Un témoignage exceptionnel. Celui de Joël qui redécouvre la liberté ce lundi après plus de 40 ans passés en prison. Ou comment revivre en société après avoir passé presque toute sa vie en détention ? La loi Taubira, définitivement adoptée cet été, vise à éviter les sorties dites « sèches », sans aménagement.
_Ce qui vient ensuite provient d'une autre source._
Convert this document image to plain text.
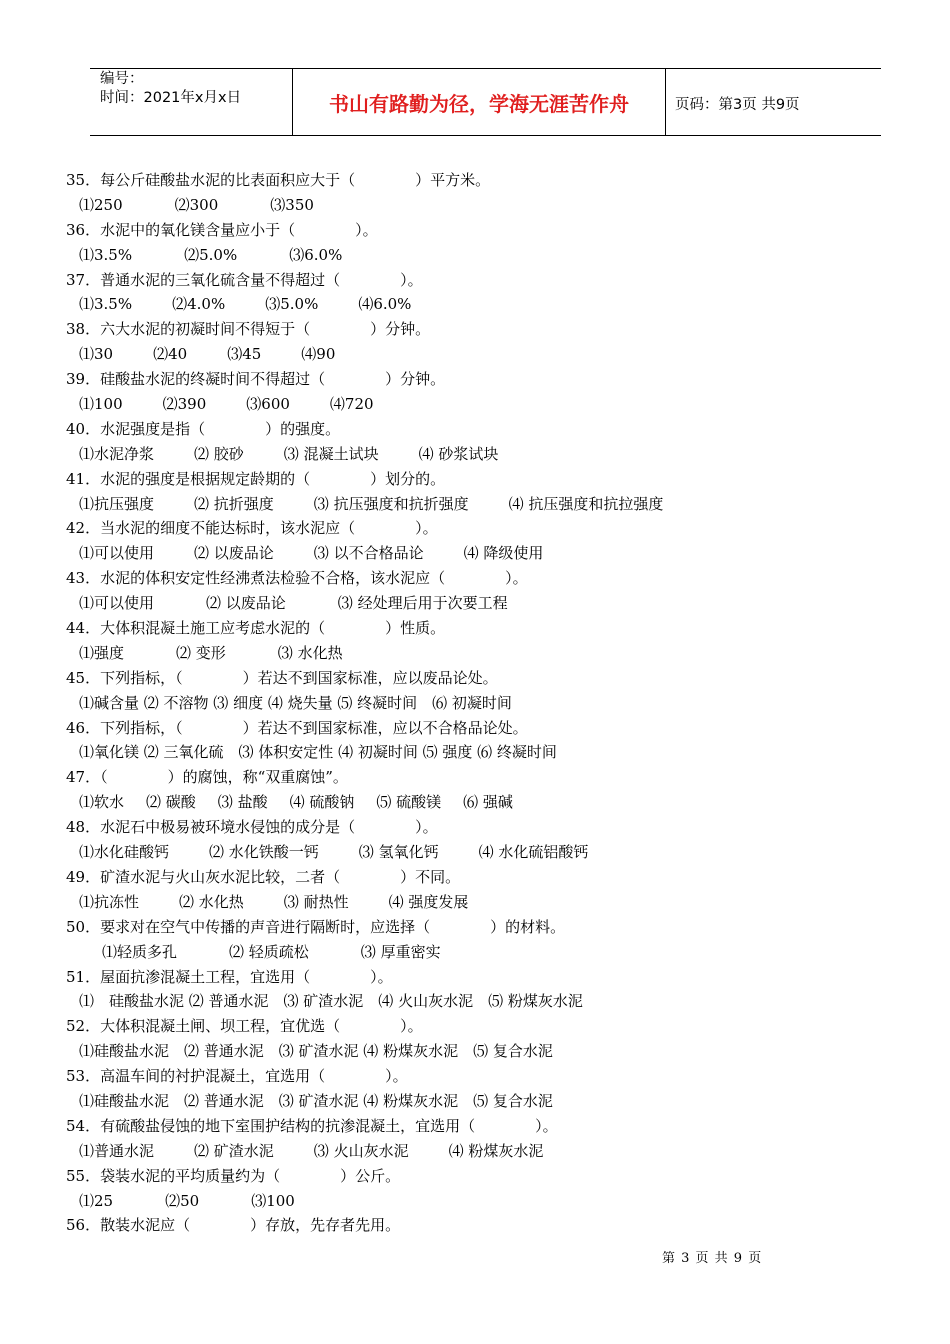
编号：
时间：2021年x月x日	书山有路勤为径，学海无涯苦作舟	页码：第3页 共9页
35．每公斤硅酸盐水泥的比表面积应大于（　　　　）平方米。
⑴250	⑵300	⑶350
36．水泥中的氧化镁含量应小于（　　　　）。
⑴3.5%	⑵5.0%	⑶6.0%
37．普通水泥的三氧化硫含量不得超过（　　　　）。
⑴3.5%	⑵4.0%	⑶5.0%	⑷6.0%
38．六大水泥的初凝时间不得短于（　　　　）分钟。
⑴30	⑵40	⑶45	⑷90
39．硅酸盐水泥的终凝时间不得超过（　　　　）分钟。
⑴100	⑵390	⑶600	⑷720
40．水泥强度是指（　　　　）的强度。
⑴水泥净浆	⑵ 胶砂	⑶ 混凝土试块	⑷ 砂浆试块
41．水泥的强度是根据规定龄期的（　　　　）划分的。
⑴抗压强度	⑵ 抗折强度	⑶ 抗压强度和抗折强度	⑷ 抗压强度和抗拉强度
42．当水泥的细度不能达标时，该水泥应（　　　　）。
⑴可以使用	⑵ 以废品论	⑶ 以不合格品论	⑷ 降级使用
43．水泥的体积安定性经沸煮法检验不合格，该水泥应（　　　　）。
⑴可以使用	⑵ 以废品论	⑶ 经处理后用于次要工程
44．大体积混凝土施工应考虑水泥的（　　　　）性质。
⑴强度	⑵ 变形	⑶ 水化热
45．下列指标，（　　　　）若达不到国家标准，应以废品论处。
⑴碱含量 ⑵ 不溶物 ⑶ 细度 ⑷ 烧失量 ⑸ 终凝时间　⑹ 初凝时间
46．下列指标，（　　　　）若达不到国家标准，应以不合格品论处。
⑴氧化镁 ⑵ 三氧化硫　⑶ 体积安定性 ⑷ 初凝时间 ⑸ 强度 ⑹ 终凝时间
47．（　　　　）的腐蚀，称“双重腐蚀”。
⑴软水 ⑵ 碳酸 ⑶ 盐酸 ⑷ 硫酸钠 ⑸ 硫酸镁 ⑹ 强碱
48．水泥石中极易被环境水侵蚀的成分是（　　　　）。
⑴水化硅酸钙	⑵ 水化铁酸一钙	⑶ 氢氧化钙	⑷ 水化硫铝酸钙
49．矿渣水泥与火山灰水泥比较，二者（　　　　）不同。
⑴抗冻性	⑵ 水化热	⑶ 耐热性	⑷ 强度发展
50．要求对在空气中传播的声音进行隔断时，应选择（　　　　）的材料。
⑴轻质多孔	⑵ 轻质疏松	⑶ 厚重密实
51．屋面抗渗混凝土工程，宜选用（　　　　）。
⑴　硅酸盐水泥 ⑵ 普通水泥　⑶ 矿渣水泥　⑷ 火山灰水泥　⑸ 粉煤灰水泥
52．大体积混凝土闸、坝工程，宜优选（　　　　）。
⑴硅酸盐水泥　⑵ 普通水泥　⑶ 矿渣水泥 ⑷ 粉煤灰水泥　⑸ 复合水泥
53．高温车间的衬护混凝土，宜选用（　　　　）。
⑴硅酸盐水泥　⑵ 普通水泥　⑶ 矿渣水泥 ⑷ 粉煤灰水泥　⑸ 复合水泥
54．有硫酸盐侵蚀的地下室围护结构的抗渗混凝土，宜选用（　　　　）。
⑴普通水泥	⑵ 矿渣水泥	⑶ 火山灰水泥	⑷ 粉煤灰水泥
55．袋装水泥的平均质量约为（　　　　）公斤。
⑴25	⑵50	⑶100
56．散装水泥应（　　　　）存放，先存者先用。
第 3 页 共 9 页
Normalement, c’était sa dernière nuit en prison. A 61 ans, Joël quitte ce lundi matin le lieu où il a passé la plus grande partie de sa vie : sa cellule. En mettant les pieds hors du centre pénitentiaire d’Ile-de-France où il a passé ses dernières années, il ne devrait toutefois pas être trop dépaysé. Depuis six mois, Joël prépare sa sortie. Une semaine sur deux, il a été en permission dans la chambre d’hôtel parisienne qui l’accueillera dès ce soir, avec son bracelet électronique. Façon pour lui de redécouvrir progressivement « la vie de dehors« .
« Lors de ma première permission, quand je voyais le monde, j’étouffais« , se souvient Joël. « Les gens qui courent, je me disais ‘ils sont fous’« . A 60 ans passés, le détenu n’avait jamais vu Paris. Il découvre le métro – en empruntant les lignes de bout en bout -, gravit la Tour Eiffel et affronte le regard des autres. « J’avais l’impression que c’était marqué ‘prison’ sur mon front » explique l’ex-taulard, visage émacié et tatouages affleurant sous son blouson. Autant d’expériences et de sentiments dont il peut parler avec les professionnels qui l’accompagnent.
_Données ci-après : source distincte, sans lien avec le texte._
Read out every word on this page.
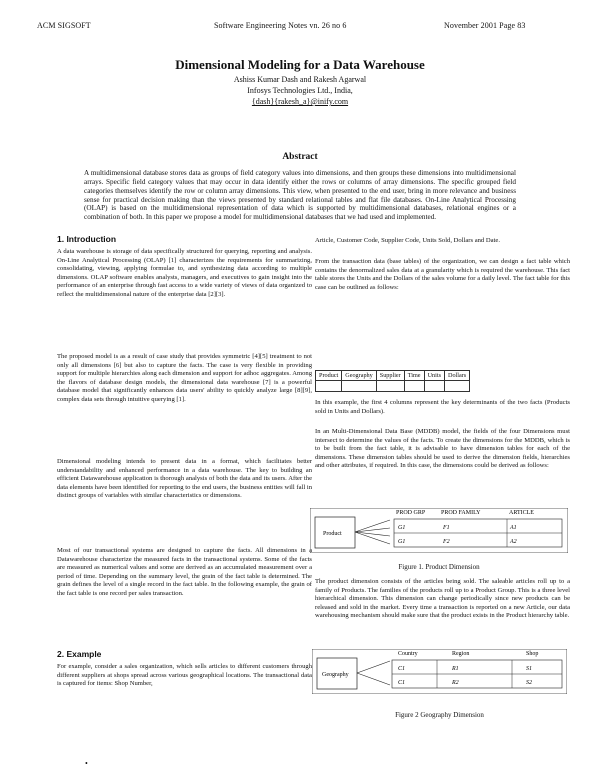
ACM SIGSOFT	Software Engineering Notes vn. 26 no 6	November 2001 Page 83
Dimensional Modeling for a Data Warehouse
Ashiss Kumar Dash and Rakesh Agarwal
Infosys Technologies Ltd., India,
{dash}{rakesh_a}@inify.com
Abstract

A multidimensional database stores data as groups of field category values into dimensions, and then groups these dimensions into multidimensional arrays. Specific field category values that may occur in data identify either the rows or columns of array dimensions. The specific grouped field categories themselves identify the row or column array dimensions. This view, when presented to the end user, bring in more relevance and business sense for practical decision making than the views presented by standard relational tables and flat file databases. On-Line Analytical Processing (OLAP) is based on the multidimensional representation of data which is supported by multidimensional databases, relational engines or a combination of both. In this paper we propose a model for multidimensional databases that we had used and implemented.

1. Introduction

A data warehouse is storage of data specifically structured for querying, reporting and analysis. On-Line Analytical Processing (OLAP) [1] characterizes the requirements for summarizing, consolidating, viewing, applying formulae to, and synthesizing data according to multiple dimensions. OLAP software enables analysts, managers, and executives to gain insight into the performance of an enterprise through fast access to a wide variety of views of data organized to reflect the multidimensional nature of the enterprise data [2][3].

The proposed model is as a result of case study that provides symmetric [4][5] treatment to not only all dimensions [6] but also to capture the facts. The case is very flexible in providing support for multiple hierarchies along each dimension and support for adhoc aggregates. Among the flavors of database design models, the dimensional data warehouse [7] is a powerful database model that significantly enhances data users' ability to quickly analyze large [8][9], complex data sets through intuitive querying [1].

Dimensional modeling intends to present data in a format, which facilitates better understandability and enhanced performance in a data warehouse. The key to building an efficient Datawarehouse application is thorough analysis of both the data and its users. After the data elements have been identified for reporting to the end users, the business entities will fall in distinct groups of variables with similar characteristics or dimensions.

Most of our transactional systems are designed to capture the facts. All dimensions in a Datawarehouse characterize the measured facts in the transactional systems. Some of the facts are measured as numerical values and some are derived as an accumulated measurement over a period of time. Depending on the summary level, the grain of the fact table is determined. The grain defines the level of a single record in the fact table. In the following example, the grain of the fact table is one record per sales transaction.

2. Example

For example, consider a sales organization, which sells articles to different customers through different suppliers at shops spread across various geographical locations. The transactional data is captured for items: Shop Number,

Article, Customer Code, Supplier Code, Units Sold, Dollars and Date.

From the transaction data (base tables) of the organization, we can design a fact table which contains the denormalized sales data at a granularity which is required the warehouse. This fact table stores the Units and the Dollars of the sales volume for a daily level. The fact table for this case can be outlined as follows:

Product	Geography	Supplier	Time	Units	Dollars

In this example, the first 4 columns represent the key determinants of the two facts (Products sold in Units and Dollars).

In an Multi-Dimensional Data Base (MDDB) model, the fields of the four Dimensions must intersect to determine the values of the facts. To create the dimensions for the MDDB, which is to be built from the fact table, it is advisable to have dimension tables for each of the dimensions. These dimension tables should be used to derive the dimension fields, hierarchies and other attributes, if required. In this case, the dimensions could be derived as follows:

Product
PROD GRP	PROD FAMILY	ARTICLE
G1	F1	A1
G1	F2	A2
Figure 1. Product Dimension

The product dimension consists of the articles being sold. The saleable articles roll up to a family of Products. The families of the products roll up to a Product Group. This is a three level hierarchical dimension. This dimension can change periodically since new products can be released and sold in the market. Every time a transaction is reported on a new Article, our data warehousing mechanism should make sure that the product exists in the Product hierarchy table.

Geography
Country	Region	Shop
C1	R1	S1
C1	R2	S2
Figure 2 Geography Dimension
•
Une structure d’appui derrière lui
Chaque jour ou presque lors de ces permissions, Joël passe au Safran, la structure qui l’appuie dans sa réinsertion. L’apprenti homme libre a plein de projets : bénévolat pour des associations d’aide aux démunis, travaux de bricolage pour compléter la petite retraite obtenue grâce à ses années de travail en prison, ou encore inscription à un club de pétanque. « Mais il faut aller lentement si on veut que ça tienne et que ce soit solide« , rappelle Judith Lemauff, chef de service au Safran. « Quand je suis sorti en 2011, je suis parti à fond, abonde Joël, et résultat c’est retour à la case départ« .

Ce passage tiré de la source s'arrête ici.